Le « soft power » d’Ankara est à l’œuvre dans l’ouest de l’Afrique, où l’on ne compte plus les fondations islamiques turques à vocation humanitaire ou culturelle. Présente depuis les années 1990, la Fondation pour les droits de l’homme et l’aide humanitaire (IHH), qui intervient dans 41 pays, se targue d’avoir fourni des opérations gratuites de la cataracte à 100 000 patients africains. Le Croissant rouge turc et l’Agence turque de gestion des catastrophes et des situations d’urgence (AFAD) apportent leur soutien aux populations en matière d’accès à l’eau ou aux soins, notamment au Mali et au Niger.
175 écoles dans 25 pays
La direction des affaires religieuses (Diyanet), l’une des plus riches et des plus influentes institutions étatiques, contribue à la construction et à la restauration de mosquées au Mali, au Niger et au Ghana. L’Agence turque de coopération et de coordination (TIKA) vient pour sa part de mettre la dernière main à la restauration de la mosquée Nurul Hamidiye au Cap, en Afrique du Sud, premier partenaire commercial d’Ankara sur le continent.

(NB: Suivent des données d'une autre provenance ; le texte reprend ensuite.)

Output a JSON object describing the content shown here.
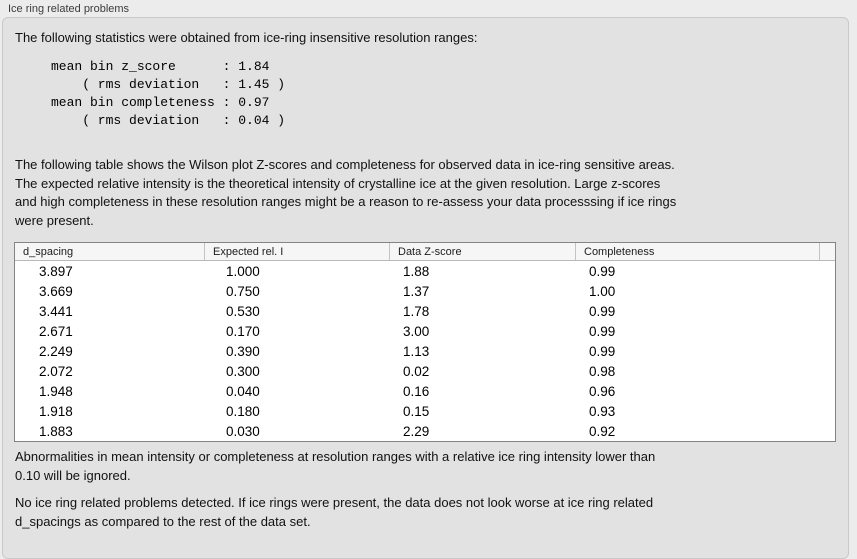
{
  "panel": {
    "title": "Ice ring related problems"
  },
  "intro": {
    "text": "The following statistics were obtained from ice-ring insensitive resolution ranges:"
  },
  "stats_block": "mean bin z_score      : 1.84\n    ( rms deviation   : 1.45 )\nmean bin completeness : 0.97\n    ( rms deviation   : 0.04 )",
  "stats": {
    "mean_bin_z_score": "1.84",
    "z_score_rms_deviation": "1.45",
    "mean_bin_completeness": "0.97",
    "completeness_rms_deviation": "0.04"
  },
  "description": {
    "text": "The following table shows the Wilson plot Z-scores and completeness for observed data in ice-ring sensitive areas.\nThe expected relative intensity is the theoretical intensity of crystalline ice at the given resolution. Large z-scores\nand high completeness in these resolution ranges might be a reason to re-assess your data processsing if ice rings\nwere present."
  },
  "table": {
    "columns": [
      "d_spacing",
      "Expected rel. I",
      "Data Z-score",
      "Completeness"
    ],
    "rows": [
      [
        "3.897",
        "1.000",
        "1.88",
        "0.99"
      ],
      [
        "3.669",
        "0.750",
        "1.37",
        "1.00"
      ],
      [
        "3.441",
        "0.530",
        "1.78",
        "0.99"
      ],
      [
        "2.671",
        "0.170",
        "3.00",
        "0.99"
      ],
      [
        "2.249",
        "0.390",
        "1.13",
        "0.99"
      ],
      [
        "2.072",
        "0.300",
        "0.02",
        "0.98"
      ],
      [
        "1.948",
        "0.040",
        "0.16",
        "0.96"
      ],
      [
        "1.918",
        "0.180",
        "0.15",
        "0.93"
      ],
      [
        "1.883",
        "0.030",
        "2.29",
        "0.92"
      ]
    ]
  },
  "note": {
    "text": "Abnormalities in mean intensity or completeness at resolution ranges with a relative ice ring intensity lower than\n0.10 will be ignored."
  },
  "conclusion": {
    "text": "No ice ring related problems detected. If ice rings were present, the data does not look worse at ice ring related\nd_spacings as compared to the rest of the data set."
  },
  "colors": {
    "page_background": "#ececec",
    "panel_background": "#e2e2e2",
    "table_background": "#ffffff",
    "table_border": "#848484",
    "header_background": "#f6f6f6"
  }
}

La formation des élites africaines figure également au programme du gouvernement turc. La fondation islamique Maarif, contrôlée par l’Etat, gère 175 établissements scolaires dans 25 pays. Pour la plupart, il s’agit des écoles fondées par l’imam Fethullah Gülen et saisies par la Turquie après le coup d’Etat manqué du 15 juillet 2016, ourdi, selon Ankara, par le prédicateur et son puissant mouvement.
« Ankara a repris à son profit une partie du savoir-faire [des anciennes] écoles Gülen. Elles proposent des cours en anglais, notamment dans des pays africains francophones. La France ne peut pas proposer ce service ; la Turquie le peut, et c’est ce qui fait en partie son succès », estime Bayram Balci.